Mr. Bassity made a pantomime of baring his breast.

"Strike!" he said.

"You first," said Dolly to Grace.

"Last Tuesday I was playing golf at the links," began that young lady vindictively. "Mr. Bassity volunteered to call for me at four and take me home in his French automobile. I knew we were going too fast and said so twice, but he only answered, 'Oh, bother!' or something equally polite and gracious. Then as we raced into Franklin Street we found a rope across it and sixteen policemen waiting to arrest us! Pleasant, wasn't it?—with a million people looking on; and my picture next day in the paper. I was so mortified I could have cried, and I can't think of it even now without burning all over"

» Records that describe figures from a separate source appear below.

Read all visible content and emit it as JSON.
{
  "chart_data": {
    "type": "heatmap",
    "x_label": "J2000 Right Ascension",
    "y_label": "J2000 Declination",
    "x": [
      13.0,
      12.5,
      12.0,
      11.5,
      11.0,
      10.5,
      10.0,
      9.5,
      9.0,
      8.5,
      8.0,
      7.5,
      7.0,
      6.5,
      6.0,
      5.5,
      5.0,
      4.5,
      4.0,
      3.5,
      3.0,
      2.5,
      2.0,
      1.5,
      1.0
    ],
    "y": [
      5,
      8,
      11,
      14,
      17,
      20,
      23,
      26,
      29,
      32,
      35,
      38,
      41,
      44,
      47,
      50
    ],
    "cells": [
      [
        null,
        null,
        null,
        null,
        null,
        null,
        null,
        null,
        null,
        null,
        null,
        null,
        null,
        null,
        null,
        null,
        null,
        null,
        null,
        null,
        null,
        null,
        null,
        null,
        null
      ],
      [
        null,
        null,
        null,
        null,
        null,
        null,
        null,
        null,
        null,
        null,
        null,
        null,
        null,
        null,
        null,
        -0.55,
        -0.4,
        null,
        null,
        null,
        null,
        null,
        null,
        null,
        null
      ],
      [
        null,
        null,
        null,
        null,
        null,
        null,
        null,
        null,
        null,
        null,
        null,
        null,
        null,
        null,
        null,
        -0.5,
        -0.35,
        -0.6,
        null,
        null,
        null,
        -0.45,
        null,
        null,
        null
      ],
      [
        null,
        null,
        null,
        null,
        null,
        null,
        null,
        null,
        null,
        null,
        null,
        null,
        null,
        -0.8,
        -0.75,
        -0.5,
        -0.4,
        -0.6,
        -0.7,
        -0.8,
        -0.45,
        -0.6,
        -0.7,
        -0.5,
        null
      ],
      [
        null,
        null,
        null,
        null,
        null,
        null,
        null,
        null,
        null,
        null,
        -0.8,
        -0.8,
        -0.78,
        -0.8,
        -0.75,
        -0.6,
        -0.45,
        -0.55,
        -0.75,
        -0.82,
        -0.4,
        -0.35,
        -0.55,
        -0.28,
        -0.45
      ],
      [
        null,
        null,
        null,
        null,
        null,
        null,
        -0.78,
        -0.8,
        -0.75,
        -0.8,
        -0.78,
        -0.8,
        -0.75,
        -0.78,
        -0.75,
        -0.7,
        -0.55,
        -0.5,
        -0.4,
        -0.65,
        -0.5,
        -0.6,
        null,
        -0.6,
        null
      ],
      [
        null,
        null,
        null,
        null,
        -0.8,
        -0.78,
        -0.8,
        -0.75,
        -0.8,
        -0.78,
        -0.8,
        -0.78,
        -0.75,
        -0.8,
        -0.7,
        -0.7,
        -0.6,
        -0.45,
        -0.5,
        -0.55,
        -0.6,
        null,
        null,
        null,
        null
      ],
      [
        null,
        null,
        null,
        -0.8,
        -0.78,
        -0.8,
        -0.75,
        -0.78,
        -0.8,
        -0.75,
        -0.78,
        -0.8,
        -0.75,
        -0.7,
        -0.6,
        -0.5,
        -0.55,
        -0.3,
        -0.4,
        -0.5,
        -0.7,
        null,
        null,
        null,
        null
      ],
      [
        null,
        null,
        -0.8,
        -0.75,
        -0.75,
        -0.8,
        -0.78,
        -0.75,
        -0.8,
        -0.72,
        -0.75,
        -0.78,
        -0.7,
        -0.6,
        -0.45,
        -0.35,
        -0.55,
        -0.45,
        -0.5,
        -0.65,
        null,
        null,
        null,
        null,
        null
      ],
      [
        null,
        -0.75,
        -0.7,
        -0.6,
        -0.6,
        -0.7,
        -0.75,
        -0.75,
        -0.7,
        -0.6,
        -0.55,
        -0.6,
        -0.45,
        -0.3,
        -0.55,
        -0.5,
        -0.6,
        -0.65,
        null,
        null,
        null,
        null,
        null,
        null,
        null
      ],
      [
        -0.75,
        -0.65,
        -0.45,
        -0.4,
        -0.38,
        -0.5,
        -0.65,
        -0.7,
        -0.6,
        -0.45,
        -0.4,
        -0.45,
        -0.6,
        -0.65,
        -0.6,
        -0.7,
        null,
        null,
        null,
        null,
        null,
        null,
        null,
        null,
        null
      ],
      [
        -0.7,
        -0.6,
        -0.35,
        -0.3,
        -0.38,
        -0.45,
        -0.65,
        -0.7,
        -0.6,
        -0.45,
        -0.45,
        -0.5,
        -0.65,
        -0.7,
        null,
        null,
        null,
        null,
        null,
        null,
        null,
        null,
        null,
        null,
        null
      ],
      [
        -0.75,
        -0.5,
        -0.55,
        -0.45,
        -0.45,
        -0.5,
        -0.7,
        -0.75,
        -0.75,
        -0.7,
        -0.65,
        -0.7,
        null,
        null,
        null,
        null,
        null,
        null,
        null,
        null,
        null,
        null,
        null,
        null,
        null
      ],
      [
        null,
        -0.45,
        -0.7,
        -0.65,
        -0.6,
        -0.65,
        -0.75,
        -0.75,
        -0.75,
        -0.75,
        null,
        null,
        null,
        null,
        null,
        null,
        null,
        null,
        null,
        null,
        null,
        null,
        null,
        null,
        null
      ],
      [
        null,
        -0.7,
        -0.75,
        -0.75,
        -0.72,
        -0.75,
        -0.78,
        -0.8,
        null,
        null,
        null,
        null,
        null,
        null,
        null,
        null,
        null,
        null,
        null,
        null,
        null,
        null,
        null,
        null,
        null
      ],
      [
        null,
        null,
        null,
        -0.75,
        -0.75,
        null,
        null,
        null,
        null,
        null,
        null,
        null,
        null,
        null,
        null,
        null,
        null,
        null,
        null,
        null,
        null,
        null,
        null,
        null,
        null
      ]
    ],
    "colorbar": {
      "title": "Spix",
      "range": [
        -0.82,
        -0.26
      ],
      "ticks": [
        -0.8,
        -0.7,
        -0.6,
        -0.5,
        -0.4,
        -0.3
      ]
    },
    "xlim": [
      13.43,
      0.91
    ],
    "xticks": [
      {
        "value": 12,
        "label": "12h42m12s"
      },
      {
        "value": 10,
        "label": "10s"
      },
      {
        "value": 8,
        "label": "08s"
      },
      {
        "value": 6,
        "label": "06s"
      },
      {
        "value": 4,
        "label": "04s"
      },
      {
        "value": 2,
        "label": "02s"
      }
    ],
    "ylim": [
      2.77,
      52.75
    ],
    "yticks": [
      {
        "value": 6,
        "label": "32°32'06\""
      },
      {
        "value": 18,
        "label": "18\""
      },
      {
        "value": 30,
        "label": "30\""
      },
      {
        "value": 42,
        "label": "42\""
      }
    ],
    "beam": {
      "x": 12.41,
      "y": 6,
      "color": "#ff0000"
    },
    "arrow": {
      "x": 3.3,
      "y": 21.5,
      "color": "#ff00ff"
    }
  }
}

"Perhaps the prisoner might care to offer some explanation?" suggested Miss Hemingway.

"Well, really, it was most unfortunate," admitted Coal Oil Johnny. "The fact is, the low gear is chewed up on that car, and I've always been forced to run it on the intermediate—and the most you can throttle down the intermediate to is eighteen miles an hour!"

"The legal speed being eight, I believe," Icily interjected Miss
Sinclair.

"I don't know what the silly law is," continued Mr. Bassity, "but the only way to obey it would be to get out and push the car. Couldn't ask a lady to do that, could I?"

"You could have thrown in your intermediate and then thrown it out again, and run on momentum," said Miss Sinclair. "That's automobile A B C!"

"Oh, but my dear girl," protested Coal Oil Johnny, "the clutches on that car are something fierce, and half the time the intermediate won't mesh. When you're lucky enough to get it in, of course you keep it in."